I don’t know you, except as a byline over articles that I strenuously disagree with. I’m writing to you out of a concern, voiced again and again by some of my readers, to try to build some kind of understanding, some kind of common action with people on the other side of the political divide that’s grown so deep and corrosive in Venezuela these last few years.
In some ways it’s natural for political opponents to distrust each other, and each other’s motives – it’s happened in any number of political conflicts before and it’ll happen in many to come. It’s hard to get over the impression that, well, your motives are noble, your command of the facts extensive and your understanding clear, and that therefore anyone who disagrees with you must be either evil or working with an ulterior motive. I know this is as much a part of how chavistas perceive opositores as vice versa.
The escalation of mistrust and animosity that ensues is destructive and dangerous, and needs to be considered as a big problem in its own right. At some point, the causes of polarization become almost secondary: it’s the polarization that sparks off civil wars. In Venezuela, we’re still early enough to prevent things going that far.
Sooner or later, people from opposite sides of the Venezuelan divide have to come together in a spirit of cooperation, making an effort to bracket those points where we can’t agree and to focus on those where we can.
When I lived in Caracas, I volunteered for a journalists’ NGO called Los Del Medio, founded precisely on this principle. Remarkably, given the atmosphere, the group was non-partisan, including both pro- and anti-government members who agreed that the Venezuelan media is failing its citizens by painting a polarized and hyper-simplified image of what is happening in the country.
I bring this up because one initiative Los Del Medio briefly considered taking on was a proposal to approve a Freedom of Information law in Venezuela. At this point, Venezuela is one of the last countries in the Americas that lacks Freedom of Information legislation, and as Los Del Medio knows only too well, this can make impartial reporting quite difficult.

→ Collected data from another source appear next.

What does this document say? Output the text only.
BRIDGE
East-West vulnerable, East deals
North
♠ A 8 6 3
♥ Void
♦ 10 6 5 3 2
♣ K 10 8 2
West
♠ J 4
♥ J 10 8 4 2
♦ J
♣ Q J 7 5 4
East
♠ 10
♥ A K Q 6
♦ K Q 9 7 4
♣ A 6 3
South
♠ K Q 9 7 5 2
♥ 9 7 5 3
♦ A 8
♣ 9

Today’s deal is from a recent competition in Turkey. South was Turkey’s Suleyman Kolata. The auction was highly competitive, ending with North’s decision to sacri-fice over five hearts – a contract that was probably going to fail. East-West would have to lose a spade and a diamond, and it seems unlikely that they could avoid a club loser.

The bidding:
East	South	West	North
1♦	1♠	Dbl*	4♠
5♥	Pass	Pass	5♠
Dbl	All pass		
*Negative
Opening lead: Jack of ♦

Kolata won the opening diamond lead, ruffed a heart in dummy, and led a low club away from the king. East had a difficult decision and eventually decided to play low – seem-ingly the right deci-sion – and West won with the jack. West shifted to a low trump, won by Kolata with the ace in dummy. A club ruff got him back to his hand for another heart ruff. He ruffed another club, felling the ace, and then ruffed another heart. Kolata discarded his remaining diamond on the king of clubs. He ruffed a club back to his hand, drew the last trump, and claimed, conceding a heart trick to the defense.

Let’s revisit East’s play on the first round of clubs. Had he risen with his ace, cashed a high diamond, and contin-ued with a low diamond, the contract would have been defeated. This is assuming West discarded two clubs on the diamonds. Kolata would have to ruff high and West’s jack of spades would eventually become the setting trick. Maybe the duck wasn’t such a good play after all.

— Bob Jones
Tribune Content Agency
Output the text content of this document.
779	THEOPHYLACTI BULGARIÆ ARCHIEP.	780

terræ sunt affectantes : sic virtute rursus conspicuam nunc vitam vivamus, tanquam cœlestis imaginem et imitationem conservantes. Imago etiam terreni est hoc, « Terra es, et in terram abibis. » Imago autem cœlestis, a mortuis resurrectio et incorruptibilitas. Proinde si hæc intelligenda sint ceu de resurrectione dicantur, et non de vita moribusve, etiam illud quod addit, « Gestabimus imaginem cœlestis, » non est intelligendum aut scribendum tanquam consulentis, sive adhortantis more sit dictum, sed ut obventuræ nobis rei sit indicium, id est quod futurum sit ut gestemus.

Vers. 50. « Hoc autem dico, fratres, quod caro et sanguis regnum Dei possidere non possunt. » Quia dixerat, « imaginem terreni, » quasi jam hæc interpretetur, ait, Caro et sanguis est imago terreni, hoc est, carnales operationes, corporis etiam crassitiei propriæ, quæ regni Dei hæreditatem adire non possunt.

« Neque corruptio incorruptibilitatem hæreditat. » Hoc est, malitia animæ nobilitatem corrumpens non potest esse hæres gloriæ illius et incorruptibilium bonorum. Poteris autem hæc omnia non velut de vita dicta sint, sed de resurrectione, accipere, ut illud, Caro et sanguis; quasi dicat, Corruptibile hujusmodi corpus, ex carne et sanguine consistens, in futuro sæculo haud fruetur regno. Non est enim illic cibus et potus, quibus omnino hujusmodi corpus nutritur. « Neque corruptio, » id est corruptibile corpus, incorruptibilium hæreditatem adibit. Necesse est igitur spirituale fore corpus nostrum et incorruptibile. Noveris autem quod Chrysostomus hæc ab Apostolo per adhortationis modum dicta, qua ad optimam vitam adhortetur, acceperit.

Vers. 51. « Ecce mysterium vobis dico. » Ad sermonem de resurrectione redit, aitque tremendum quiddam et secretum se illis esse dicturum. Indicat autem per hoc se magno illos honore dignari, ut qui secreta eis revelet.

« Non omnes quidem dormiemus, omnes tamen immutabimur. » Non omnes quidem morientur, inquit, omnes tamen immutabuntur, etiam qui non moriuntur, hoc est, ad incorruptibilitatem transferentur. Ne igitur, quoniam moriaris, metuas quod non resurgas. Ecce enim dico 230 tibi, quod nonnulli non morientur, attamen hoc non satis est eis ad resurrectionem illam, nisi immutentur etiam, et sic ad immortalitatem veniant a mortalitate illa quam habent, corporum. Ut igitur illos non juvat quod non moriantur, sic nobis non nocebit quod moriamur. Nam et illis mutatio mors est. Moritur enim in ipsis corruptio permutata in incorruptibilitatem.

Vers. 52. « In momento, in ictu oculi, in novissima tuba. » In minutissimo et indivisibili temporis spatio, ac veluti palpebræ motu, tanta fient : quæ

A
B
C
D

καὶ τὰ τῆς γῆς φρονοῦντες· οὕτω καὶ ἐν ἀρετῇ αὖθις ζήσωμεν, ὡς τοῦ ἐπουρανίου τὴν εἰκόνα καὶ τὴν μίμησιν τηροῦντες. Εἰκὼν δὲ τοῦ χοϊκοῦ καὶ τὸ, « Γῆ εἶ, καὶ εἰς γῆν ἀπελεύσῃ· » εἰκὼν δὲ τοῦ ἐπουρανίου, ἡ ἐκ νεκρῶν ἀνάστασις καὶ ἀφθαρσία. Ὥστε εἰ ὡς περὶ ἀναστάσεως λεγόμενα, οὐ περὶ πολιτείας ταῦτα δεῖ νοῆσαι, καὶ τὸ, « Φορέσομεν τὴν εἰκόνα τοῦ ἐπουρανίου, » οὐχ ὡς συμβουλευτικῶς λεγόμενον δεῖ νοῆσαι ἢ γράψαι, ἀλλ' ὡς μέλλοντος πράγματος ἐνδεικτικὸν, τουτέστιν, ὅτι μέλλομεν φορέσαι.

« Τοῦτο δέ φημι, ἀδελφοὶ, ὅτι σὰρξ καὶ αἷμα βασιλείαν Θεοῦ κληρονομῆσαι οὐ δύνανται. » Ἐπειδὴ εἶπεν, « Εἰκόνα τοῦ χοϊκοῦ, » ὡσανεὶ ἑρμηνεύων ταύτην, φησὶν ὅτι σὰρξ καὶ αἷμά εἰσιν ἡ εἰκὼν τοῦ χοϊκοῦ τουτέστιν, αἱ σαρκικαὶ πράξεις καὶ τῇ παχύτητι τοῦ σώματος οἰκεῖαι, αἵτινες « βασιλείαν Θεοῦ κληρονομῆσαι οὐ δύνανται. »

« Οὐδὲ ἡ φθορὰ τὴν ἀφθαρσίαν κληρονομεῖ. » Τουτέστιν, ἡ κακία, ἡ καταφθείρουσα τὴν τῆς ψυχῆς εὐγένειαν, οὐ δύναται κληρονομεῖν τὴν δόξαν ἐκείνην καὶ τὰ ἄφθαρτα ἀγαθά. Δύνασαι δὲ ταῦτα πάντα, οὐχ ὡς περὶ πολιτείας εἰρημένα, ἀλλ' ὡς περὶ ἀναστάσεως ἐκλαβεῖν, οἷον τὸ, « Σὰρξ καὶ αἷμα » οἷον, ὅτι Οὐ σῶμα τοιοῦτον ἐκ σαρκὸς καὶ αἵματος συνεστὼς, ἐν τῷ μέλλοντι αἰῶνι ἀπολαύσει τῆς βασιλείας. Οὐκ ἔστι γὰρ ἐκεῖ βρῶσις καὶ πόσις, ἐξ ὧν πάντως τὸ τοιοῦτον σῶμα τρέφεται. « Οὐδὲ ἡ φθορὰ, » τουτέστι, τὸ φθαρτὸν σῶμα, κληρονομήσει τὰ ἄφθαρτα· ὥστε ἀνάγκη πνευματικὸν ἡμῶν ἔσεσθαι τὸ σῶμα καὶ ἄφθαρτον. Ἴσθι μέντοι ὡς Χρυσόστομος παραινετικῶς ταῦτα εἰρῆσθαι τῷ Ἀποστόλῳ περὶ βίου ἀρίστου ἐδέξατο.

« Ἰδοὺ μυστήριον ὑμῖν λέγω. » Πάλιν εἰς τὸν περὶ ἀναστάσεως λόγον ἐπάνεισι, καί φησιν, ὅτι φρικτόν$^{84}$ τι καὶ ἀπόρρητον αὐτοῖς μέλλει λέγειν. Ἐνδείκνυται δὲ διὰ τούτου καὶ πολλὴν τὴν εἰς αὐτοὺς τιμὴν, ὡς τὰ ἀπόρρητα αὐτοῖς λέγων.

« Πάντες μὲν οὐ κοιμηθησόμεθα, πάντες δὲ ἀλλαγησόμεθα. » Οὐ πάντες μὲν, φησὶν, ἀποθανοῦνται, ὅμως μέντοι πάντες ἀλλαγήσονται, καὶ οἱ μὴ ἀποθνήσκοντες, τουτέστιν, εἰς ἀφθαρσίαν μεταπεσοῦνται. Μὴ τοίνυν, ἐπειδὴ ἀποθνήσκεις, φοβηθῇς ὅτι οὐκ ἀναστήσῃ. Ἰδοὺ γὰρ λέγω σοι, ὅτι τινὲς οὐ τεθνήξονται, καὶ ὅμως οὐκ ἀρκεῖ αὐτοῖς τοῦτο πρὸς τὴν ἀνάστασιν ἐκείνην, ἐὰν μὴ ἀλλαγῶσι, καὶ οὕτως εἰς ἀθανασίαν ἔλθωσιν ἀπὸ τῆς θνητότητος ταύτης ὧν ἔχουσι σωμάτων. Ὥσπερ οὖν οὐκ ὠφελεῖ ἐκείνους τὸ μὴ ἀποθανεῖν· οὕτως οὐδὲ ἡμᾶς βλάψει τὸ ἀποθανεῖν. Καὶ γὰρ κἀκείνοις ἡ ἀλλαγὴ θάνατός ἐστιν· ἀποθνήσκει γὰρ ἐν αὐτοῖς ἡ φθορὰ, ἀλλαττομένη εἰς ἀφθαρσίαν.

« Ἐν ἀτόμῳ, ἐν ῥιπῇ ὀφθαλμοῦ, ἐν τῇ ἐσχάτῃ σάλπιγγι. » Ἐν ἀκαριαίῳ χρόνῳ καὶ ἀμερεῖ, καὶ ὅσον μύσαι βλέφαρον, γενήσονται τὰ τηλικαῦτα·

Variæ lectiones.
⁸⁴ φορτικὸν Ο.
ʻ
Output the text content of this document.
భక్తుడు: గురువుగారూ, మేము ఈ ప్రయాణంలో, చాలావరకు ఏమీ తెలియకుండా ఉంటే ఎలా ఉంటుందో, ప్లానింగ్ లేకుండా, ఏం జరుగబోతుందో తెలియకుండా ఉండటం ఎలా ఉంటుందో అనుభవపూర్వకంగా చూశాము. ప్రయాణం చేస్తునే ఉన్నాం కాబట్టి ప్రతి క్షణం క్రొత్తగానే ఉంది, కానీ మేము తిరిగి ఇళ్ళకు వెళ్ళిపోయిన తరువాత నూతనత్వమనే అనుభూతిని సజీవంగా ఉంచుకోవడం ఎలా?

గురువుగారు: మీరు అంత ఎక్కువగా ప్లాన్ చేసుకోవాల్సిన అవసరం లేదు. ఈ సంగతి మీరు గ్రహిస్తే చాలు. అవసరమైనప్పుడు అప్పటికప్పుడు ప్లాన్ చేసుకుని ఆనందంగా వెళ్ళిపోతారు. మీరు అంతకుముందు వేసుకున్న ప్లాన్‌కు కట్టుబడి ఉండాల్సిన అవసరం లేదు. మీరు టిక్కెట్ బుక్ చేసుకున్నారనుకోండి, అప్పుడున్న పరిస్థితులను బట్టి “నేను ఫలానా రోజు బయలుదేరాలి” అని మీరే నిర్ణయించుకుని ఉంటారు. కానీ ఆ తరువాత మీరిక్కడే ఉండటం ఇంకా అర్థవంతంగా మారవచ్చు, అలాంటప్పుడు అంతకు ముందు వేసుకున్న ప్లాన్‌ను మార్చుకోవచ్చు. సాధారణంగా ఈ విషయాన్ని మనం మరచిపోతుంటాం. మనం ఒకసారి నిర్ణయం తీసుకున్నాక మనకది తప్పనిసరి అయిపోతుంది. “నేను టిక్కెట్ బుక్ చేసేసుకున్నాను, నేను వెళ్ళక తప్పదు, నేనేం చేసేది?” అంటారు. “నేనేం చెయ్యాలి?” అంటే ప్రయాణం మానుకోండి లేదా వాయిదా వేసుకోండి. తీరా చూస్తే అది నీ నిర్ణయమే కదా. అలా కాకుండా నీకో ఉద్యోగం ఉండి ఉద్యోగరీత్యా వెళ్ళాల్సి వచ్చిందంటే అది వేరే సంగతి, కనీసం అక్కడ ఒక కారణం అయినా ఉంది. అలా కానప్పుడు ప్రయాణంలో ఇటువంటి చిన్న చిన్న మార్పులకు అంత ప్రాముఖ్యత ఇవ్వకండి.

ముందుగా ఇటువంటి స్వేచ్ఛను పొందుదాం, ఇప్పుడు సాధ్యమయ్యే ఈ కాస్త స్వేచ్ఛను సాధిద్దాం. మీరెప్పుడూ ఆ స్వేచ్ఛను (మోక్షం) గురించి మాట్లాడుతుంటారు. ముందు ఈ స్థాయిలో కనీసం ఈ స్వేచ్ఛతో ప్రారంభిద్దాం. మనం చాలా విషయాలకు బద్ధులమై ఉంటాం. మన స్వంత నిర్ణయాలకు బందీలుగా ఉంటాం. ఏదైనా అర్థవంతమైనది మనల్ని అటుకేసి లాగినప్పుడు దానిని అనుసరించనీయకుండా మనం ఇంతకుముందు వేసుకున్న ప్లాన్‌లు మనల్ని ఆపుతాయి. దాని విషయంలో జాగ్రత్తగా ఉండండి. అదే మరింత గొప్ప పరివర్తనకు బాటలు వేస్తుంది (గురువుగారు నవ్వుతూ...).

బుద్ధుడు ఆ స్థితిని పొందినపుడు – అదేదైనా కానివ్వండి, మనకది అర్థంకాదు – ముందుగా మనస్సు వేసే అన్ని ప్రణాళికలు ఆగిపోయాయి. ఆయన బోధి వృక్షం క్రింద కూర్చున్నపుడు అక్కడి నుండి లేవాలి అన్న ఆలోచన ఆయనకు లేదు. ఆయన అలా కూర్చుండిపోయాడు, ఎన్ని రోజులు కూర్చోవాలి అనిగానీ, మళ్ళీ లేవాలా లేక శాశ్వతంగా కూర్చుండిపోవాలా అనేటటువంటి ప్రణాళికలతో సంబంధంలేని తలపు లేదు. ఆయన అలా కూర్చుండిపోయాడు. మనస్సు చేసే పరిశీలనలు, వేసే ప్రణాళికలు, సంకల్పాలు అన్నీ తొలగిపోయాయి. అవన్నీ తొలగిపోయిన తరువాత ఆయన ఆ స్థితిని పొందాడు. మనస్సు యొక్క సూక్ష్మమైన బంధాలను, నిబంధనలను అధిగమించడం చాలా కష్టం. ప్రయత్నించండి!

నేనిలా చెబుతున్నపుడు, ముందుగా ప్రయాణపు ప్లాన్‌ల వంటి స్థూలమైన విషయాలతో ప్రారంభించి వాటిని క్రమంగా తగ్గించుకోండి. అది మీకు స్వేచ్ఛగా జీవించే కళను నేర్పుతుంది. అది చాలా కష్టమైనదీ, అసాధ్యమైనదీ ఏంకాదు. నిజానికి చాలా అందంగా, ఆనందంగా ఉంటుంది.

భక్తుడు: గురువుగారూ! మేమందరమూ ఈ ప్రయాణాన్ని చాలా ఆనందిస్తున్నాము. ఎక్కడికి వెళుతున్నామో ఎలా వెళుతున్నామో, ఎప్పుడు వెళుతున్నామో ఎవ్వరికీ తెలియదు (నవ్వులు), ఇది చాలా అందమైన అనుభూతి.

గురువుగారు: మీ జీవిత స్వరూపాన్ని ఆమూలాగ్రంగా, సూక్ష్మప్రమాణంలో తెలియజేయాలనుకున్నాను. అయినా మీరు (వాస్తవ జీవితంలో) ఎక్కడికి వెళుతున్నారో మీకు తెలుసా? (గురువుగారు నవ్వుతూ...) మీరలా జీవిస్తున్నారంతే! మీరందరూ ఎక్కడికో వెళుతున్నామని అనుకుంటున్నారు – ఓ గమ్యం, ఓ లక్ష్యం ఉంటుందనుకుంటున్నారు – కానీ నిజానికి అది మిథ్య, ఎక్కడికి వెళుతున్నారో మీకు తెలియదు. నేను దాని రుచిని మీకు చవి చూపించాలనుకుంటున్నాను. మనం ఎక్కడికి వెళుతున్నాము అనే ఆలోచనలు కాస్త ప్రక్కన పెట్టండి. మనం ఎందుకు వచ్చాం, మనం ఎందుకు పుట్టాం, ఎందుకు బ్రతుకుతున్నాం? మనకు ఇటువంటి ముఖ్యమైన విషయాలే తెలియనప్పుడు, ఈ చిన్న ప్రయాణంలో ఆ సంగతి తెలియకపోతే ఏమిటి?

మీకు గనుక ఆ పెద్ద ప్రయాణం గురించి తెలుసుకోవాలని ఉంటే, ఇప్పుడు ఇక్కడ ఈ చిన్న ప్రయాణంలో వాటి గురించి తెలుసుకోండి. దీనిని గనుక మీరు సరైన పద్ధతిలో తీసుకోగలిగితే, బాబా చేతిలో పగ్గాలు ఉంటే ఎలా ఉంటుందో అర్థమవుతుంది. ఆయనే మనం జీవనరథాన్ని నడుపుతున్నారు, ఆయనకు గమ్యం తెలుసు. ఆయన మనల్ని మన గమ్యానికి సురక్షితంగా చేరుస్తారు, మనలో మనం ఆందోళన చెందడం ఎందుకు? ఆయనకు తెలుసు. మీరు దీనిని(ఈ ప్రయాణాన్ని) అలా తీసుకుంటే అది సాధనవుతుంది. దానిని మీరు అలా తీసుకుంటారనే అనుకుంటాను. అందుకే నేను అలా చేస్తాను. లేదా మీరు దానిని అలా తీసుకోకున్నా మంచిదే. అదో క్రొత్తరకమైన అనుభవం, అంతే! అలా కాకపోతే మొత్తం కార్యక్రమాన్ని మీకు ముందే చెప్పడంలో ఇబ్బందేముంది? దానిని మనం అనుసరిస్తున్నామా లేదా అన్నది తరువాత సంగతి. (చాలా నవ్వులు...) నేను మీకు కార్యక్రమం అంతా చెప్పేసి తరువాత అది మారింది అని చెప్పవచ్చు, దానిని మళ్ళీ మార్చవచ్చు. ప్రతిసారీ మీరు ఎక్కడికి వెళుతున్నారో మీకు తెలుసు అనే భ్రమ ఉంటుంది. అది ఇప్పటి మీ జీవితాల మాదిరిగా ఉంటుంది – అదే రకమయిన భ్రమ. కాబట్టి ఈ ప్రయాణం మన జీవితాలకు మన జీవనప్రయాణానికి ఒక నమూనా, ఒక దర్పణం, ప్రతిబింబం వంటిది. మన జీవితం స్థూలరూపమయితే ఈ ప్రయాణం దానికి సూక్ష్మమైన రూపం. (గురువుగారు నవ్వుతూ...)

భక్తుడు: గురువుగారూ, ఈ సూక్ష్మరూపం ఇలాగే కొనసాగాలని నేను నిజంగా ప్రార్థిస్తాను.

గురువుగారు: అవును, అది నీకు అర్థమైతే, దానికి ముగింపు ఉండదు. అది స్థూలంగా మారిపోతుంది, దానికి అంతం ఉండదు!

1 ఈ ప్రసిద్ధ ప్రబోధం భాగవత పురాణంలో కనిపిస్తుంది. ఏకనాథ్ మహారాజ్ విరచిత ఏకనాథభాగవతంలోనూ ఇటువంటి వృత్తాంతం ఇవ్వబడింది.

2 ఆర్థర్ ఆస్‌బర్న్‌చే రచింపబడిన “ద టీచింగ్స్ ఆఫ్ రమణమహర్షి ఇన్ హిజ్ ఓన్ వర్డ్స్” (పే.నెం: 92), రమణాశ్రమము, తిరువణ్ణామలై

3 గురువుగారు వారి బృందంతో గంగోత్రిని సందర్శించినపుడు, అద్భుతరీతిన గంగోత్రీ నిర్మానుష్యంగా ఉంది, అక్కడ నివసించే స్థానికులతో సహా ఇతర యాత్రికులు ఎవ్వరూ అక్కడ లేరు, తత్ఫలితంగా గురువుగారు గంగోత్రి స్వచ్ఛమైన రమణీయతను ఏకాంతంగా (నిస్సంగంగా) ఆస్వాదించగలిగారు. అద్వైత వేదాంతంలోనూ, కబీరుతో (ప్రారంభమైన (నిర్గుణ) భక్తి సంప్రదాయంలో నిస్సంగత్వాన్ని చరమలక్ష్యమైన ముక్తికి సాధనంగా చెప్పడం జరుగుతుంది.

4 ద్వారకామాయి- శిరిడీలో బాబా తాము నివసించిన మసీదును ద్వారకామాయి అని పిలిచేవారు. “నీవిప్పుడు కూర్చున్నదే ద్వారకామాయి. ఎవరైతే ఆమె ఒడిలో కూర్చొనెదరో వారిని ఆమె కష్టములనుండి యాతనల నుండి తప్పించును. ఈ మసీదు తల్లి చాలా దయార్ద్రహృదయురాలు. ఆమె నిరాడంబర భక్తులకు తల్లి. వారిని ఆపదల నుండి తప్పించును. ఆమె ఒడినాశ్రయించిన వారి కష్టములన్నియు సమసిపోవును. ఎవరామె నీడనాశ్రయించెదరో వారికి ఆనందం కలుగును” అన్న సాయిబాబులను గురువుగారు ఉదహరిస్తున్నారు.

And then it struck me, this is an issue where Eva Golinger and I actually might agree. You’ve already shown what a powerful tool for citizen participation laws like the FOIA can be. You understand as well as anyone could how such transparency can play a critical role in citizen activists’ drive to hold their governments accountable. You know how important this kind of scrutiny is to real democracy.
Venezuelan citizens need and deserve the same legal mechanisms for participation and for holding their elected leaders accountable as U.S. citizens, and certainly is a natural fit with the calls for radically increased citizen participation President Chavez built his presidency on in 1998-2000. It strikes me that with from your position, and with your impeccably clean revolutionary credentials, your view would carry at least some weight in the government. What’s more, an initiative of the sort could make a start, just one small, tiny, but symbolic contribution, to showing that people with radically different views of the world can still recognize one another’s humanity and come together to affirm the values they have in common.